The detention and incarceration of migrants and removal of their children at the southern US border to enforce a colonial boundary is criminal, abhorrent, and intentionally dehumanizing. The United Nations defines the forcible transfer of children from one cultural group to another as a genocidal act. In Canada and the United States, starting in the nineteenth century and continuing until the 1990s, Indigenous children were forcibly removed from their families and confined in residential schools where they were abused and stripped of their languages and cultures. The resulting intergenerational traumas are manifest in many aspects of our communities including the disproportionate incarceration of Indigenous people in Canadian prisons.
This intolerable act at the southern US border is both devastating to witness and painfully familiar.
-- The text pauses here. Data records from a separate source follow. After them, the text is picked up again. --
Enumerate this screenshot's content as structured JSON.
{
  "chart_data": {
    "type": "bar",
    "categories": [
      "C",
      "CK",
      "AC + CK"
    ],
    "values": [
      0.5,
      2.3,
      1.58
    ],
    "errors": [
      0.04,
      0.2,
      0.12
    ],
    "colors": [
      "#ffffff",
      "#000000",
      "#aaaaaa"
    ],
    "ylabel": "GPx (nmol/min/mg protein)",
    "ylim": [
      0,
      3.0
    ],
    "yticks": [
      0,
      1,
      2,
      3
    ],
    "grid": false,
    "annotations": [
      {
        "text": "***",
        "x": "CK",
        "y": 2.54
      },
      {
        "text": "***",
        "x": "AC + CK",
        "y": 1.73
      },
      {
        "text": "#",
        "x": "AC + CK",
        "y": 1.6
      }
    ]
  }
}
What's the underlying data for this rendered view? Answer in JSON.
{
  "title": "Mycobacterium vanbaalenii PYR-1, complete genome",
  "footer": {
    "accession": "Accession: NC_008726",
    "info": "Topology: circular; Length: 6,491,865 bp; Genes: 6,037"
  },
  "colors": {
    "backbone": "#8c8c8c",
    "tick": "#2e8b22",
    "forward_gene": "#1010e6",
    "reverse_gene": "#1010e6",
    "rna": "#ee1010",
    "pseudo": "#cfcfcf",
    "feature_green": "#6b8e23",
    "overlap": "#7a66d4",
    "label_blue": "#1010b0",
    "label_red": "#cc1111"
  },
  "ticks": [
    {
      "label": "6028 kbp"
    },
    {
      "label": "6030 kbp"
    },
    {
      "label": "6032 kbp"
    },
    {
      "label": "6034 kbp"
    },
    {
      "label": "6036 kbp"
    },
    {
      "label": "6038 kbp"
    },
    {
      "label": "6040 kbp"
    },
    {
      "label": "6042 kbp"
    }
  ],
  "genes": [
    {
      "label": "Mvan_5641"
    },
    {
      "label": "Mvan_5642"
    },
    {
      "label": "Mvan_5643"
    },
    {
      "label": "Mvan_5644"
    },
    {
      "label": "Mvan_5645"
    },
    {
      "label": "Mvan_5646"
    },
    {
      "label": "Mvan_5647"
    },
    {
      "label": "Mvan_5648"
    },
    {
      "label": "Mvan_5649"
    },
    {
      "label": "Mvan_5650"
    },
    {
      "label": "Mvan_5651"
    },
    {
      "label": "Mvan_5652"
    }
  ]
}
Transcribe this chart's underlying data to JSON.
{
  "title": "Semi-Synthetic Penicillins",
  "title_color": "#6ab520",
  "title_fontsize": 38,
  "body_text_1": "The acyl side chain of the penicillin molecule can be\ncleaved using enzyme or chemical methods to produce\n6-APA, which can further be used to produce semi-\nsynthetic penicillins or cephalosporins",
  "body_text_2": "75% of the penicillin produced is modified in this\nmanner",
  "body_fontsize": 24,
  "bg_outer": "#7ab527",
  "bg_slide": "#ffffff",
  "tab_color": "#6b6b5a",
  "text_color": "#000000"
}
We must encourage all Americans to have compassion for the families who are being ripped apart, for it is from kisêwâtisowin that radical change begins.
ᑭᓭᐋᐧᑎᓱᐃᐧᐣ
kisêwâtisowin
absolute compassion”
BIO
Kent Monkman (b.1965 Canada) is a Cree artist who is widely known for his provocative interventions into Western European and American art history. He explores themes of colonization, sexuality, loss, and resilience—the complexities of historic and contemporary Indigenous experiences—across a variety of mediums, including painting, film/video, performance, and installation. Monkman’s gender-fluid alter ego Miss Chief Eagle Testickle often appears in his work as a time-traveling, shape-shifting, supernatural being who reverses the colonial gaze to challenge received notions of history and Indigenous peoples.